As John Rudolph paced the stage at the Honeywell Users Group (HUG) Americas symposium in San Antonio, Texas, last month, he was just two weeks into his job as president of Honeywell Process Solutions (HPS). He recalled his experience after just two weeks of training in a job earlier in his career, when he was sent overseas. “I showed up at the first site, and all the training they gave me had nothing to do with what I was going to do,” he said.
By way of introduction to HPS customers, Rudolph touched on a range of topics during his presentation. But he kept coming back to the idea that workers need to be provided with the data and training they need to do a job well. “My guess is 95 percent of the people come to work wanting to do a good job,” he said. If workers aren’t getting the right kind of training, he added, “the failure’s on our side.”
It was at the end of May that Rudolph took over as HPS president, replacing Vimal Kapur, who became president and CEO of Honeywell Building Technologies.
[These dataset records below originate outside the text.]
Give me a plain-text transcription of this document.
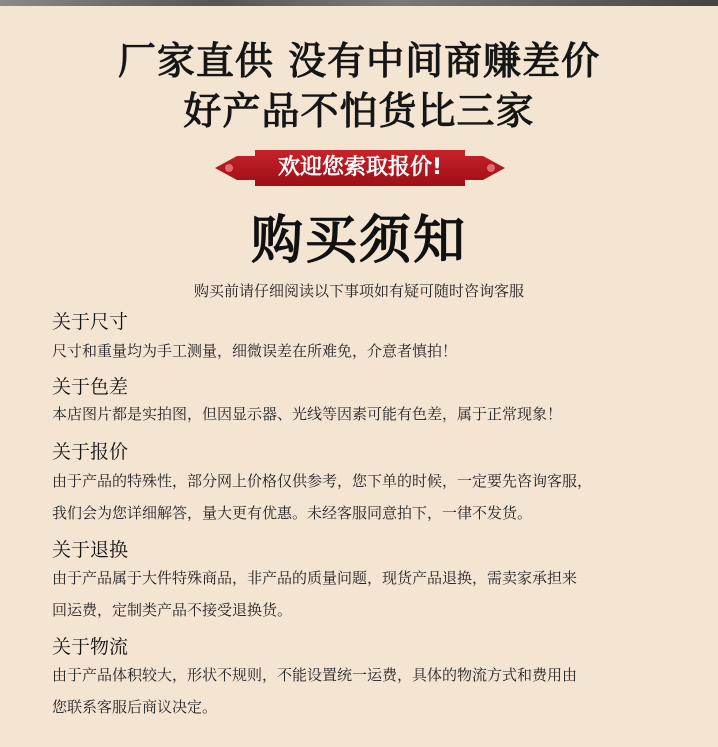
厂家直供 没有中间商赚差价
好产品不怕货比三家
欢迎您索取报价!
购买须知
购买前请仔细阅读以下事项如有疑可随时咨询客服
关于尺寸
尺寸和重量均为手工测量，细微误差在所难免，介意者慎拍！
关于色差
本店图片都是实拍图，但因显示器、光线等因素可能有色差，属于正常现象！
关于报价
由于产品的特殊性，部分网上价格仅供参考，您下单的时候，一定要先咨询客服，
我们会为您详细解答，量大更有优惠。未经客服同意拍下，一律不发货。
关于退换
由于产品属于大件特殊商品，非产品的质量问题，现货产品退换，需卖家承担来
回运费，定制类产品不接受退换货。
关于物流
由于产品体积较大，形状不规则，不能设置统一运费，具体的物流方式和费用由
您联系客服后商议决定。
For the previous year, Rudolph had been leading the Projects and Automation Solutions business for HPS. Before that, he led Honeywell’s Lifecycle Solutions and Services business for five years, where his achievements included commercializing Assurance 360—the company’s cooperative service agreements—and launching the rapidly growing Cybersecurity business.
Rudolph emphasized that training should have an ROI associated with it. He also emphasized the need to give workers more exposure to the types of real-world situations that they don’t have much experience with. “We’re all going to be losing people. We’re all going to be losing experience. It’s a given,” he said. “But we’ve got to get the frequency of the learning up. When I was in the field, I saw emergencies all the time. I had a frequency.”
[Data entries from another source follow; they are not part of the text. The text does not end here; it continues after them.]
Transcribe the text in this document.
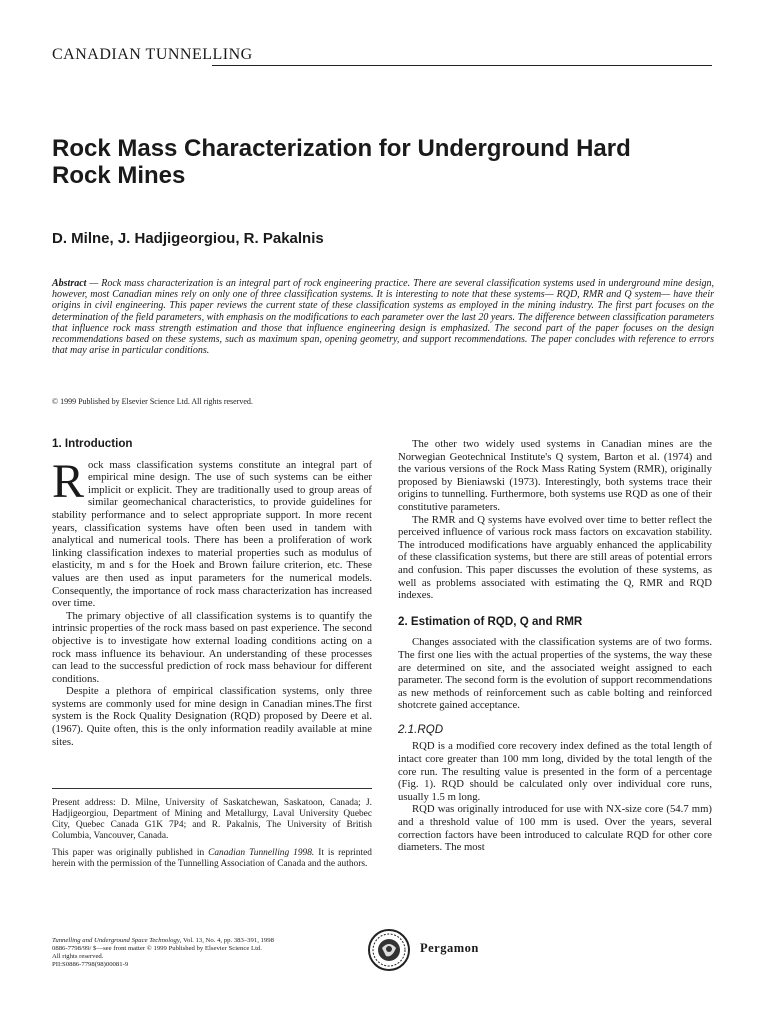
CANADIAN TUNNELLING
Rock Mass Characterization for Underground Hard Rock Mines
D. Milne, J. Hadjigeorgiou, R. Pakalnis
Abstract — Rock mass characterization is an integral part of rock engineering practice. There are several classification systems used in underground mine design, however, most Canadian mines rely on only one of three classification systems. It is interesting to note that these systems— RQD, RMR and Q system— have their origins in civil engineering. This paper reviews the current state of these classification systems as employed in the mining industry. The first part focuses on the determination of the field parameters, with emphasis on the modifications to each parameter over the last 20 years. The difference between classification parameters that influence rock mass strength estimation and those that influence engineering design is emphasized. The second part of the paper focuses on the design recommendations based on these systems, such as maximum span, opening geometry, and support recommendations. The paper concludes with reference to errors that may arise in particular conditions.
© 1999 Published by Elsevier Science Ltd. All rights reserved.
1. Introduction

Rock mass classification systems constitute an integral part of empirical mine design. The use of such systems can be either implicit or explicit. They are traditionally used to group areas of similar geomechanical characteristics, to provide guidelines for stability performance and to select appropriate support. In more recent years, classification systems have often been used in tandem with analytical and numerical tools. There has been a proliferation of work linking classification indexes to material properties such as modulus of elasticity, m and s for the Hoek and Brown failure criterion, etc. These values are then used as input parameters for the numerical models. Consequently, the importance of rock mass characterization has increased over time.

The primary objective of all classification systems is to quantify the intrinsic properties of the rock mass based on past experience. The second objective is to investigate how external loading conditions acting on a rock mass influence its behaviour. An understanding of these processes can lead to the successful prediction of rock mass behaviour for different conditions.

Despite a plethora of empirical classification systems, only three systems are commonly used for mine design in Canadian mines.The first system is the Rock Quality Designation (RQD) proposed by Deere et al. (1967). Quite often, this is the only information readily available at mine sites.

Present address: D. Milne, University of Saskatchewan, Saskatoon, Canada; J. Hadjigeorgiou, Department of Mining and Metallurgy, Laval University Quebec City, Quebec Canada G1K 7P4; and R. Pakalnis, The University of British Columbia, Vancouver, Canada.

This paper was originally published in Canadian Tunnelling 1998. It is reprinted herein with the permission of the Tunnelling Association of Canada and the authors.

The other two widely used systems in Canadian mines are the Norwegian Geotechnical Institute's Q system, Barton et al. (1974) and the various versions of the Rock Mass Rating System (RMR), originally proposed by Bieniawski (1973). Interestingly, both systems trace their origins to tunnelling. Furthermore, both systems use RQD as one of their constitutive parameters.

The RMR and Q systems have evolved over time to better reflect the perceived influence of various rock mass factors on excavation stability. The introduced modifications have arguably enhanced the applicability of these classification systems, but there are still areas of potential errors and confusion. This paper discusses the evolution of these systems, as well as problems associated with estimating the Q, RMR and RQD indexes.

2. Estimation of RQD, Q and RMR

Changes associated with the classification systems are of two forms. The first one lies with the actual properties of the systems, the way these are determined on site, and the associated weight assigned to each parameter. The second form is the evolution of support recommendations as new methods of reinforcement such as cable bolting and reinforced shotcrete gained acceptance.

2.1.RQD

RQD is a modified core recovery index defined as the total length of intact core greater than 100 mm long, divided by the total length of the core run. The resulting value is presented in the form of a percentage (Fig. 1). RQD should be calculated only over individual core runs, usually 1.5 m long.

RQD was originally introduced for use with NX-size core (54.7 mm) and a threshold value of 100 mm is used. Over the years, several correction factors have been introduced to calculate RQD for other core diameters. The most

Tunnelling and Underground Space Technology, Vol. 13, No. 4, pp. 383–391, 1998
0886-7798/99/ $—see front matter © 1999 Published by Elsevier Science Ltd.
All rights reserved.
PII:S0886-7798(98)00081-9
Pergamon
Although Honeywell and other suppliers often reference the retiring workforce and increasing skills gap as a key motivator for some of the data-rich technologies being released of late, including the various elements of Honeywell Connected Plant, Rudolph argues that the data and aggregated experience is just as important for the experienced worker. He referenced a famous quote from Steve Jobs: “It doesn’t make sense to hire smart people and tell them what to do.” To that Rudolph added, “But we have to give them the data.”
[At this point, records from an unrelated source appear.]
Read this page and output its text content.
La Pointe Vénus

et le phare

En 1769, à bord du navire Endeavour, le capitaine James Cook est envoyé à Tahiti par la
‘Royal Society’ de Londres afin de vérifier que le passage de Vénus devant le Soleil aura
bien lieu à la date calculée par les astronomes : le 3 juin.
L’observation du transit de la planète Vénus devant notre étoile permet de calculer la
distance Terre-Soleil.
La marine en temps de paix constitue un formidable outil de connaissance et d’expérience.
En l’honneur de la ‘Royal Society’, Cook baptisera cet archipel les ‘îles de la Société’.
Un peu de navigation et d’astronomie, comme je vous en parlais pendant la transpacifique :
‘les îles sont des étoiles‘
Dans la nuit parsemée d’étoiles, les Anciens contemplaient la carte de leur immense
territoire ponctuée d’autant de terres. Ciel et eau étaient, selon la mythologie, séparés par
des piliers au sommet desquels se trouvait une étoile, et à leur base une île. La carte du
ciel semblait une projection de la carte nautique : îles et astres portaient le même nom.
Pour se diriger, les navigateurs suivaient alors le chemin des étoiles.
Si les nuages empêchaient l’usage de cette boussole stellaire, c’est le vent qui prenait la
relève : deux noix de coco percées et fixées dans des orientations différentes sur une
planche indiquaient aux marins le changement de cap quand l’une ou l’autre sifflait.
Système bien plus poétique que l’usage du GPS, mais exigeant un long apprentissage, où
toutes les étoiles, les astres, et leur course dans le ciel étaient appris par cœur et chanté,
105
That data needs to be cleaned up as well. “The last day your facility ran like it was designed to run was the day after commissioning,” he said. “Clean your data up. And then get whoever’s working with you to link to the outcome—so you don’t waste your time.”
There are still a lot of simple things that aren’t being done, he explained during a briefing with industry press and analysts later that morning. “If you’re just rolling up your historian data, it’s not going to be clean.”
Digitalization needs to increase the value of the operation. “That value has to impact a business outcome. Something simple—yield, safety, environment, reliability, something along those lines,” he said. “If I can’t impact that outcome, what’s the point?”
And there’s little point if the process doesn’t change and adapt along the way either. “We’re all a bunch of engineers. Engineers like to do things the way they’ve always done it,” Rudolph said. “Software changes your process. If you don’t change your process too, you’ve limited what you’re going to get.”
Ultimately, though, Rudolph’s message about the importance of industrial organizations digitalizing their operations was clear: “They need to move. They need to digitize quickly,” he said. “We don’t have a choice to sit and wait. It’s time to move to the courage side.”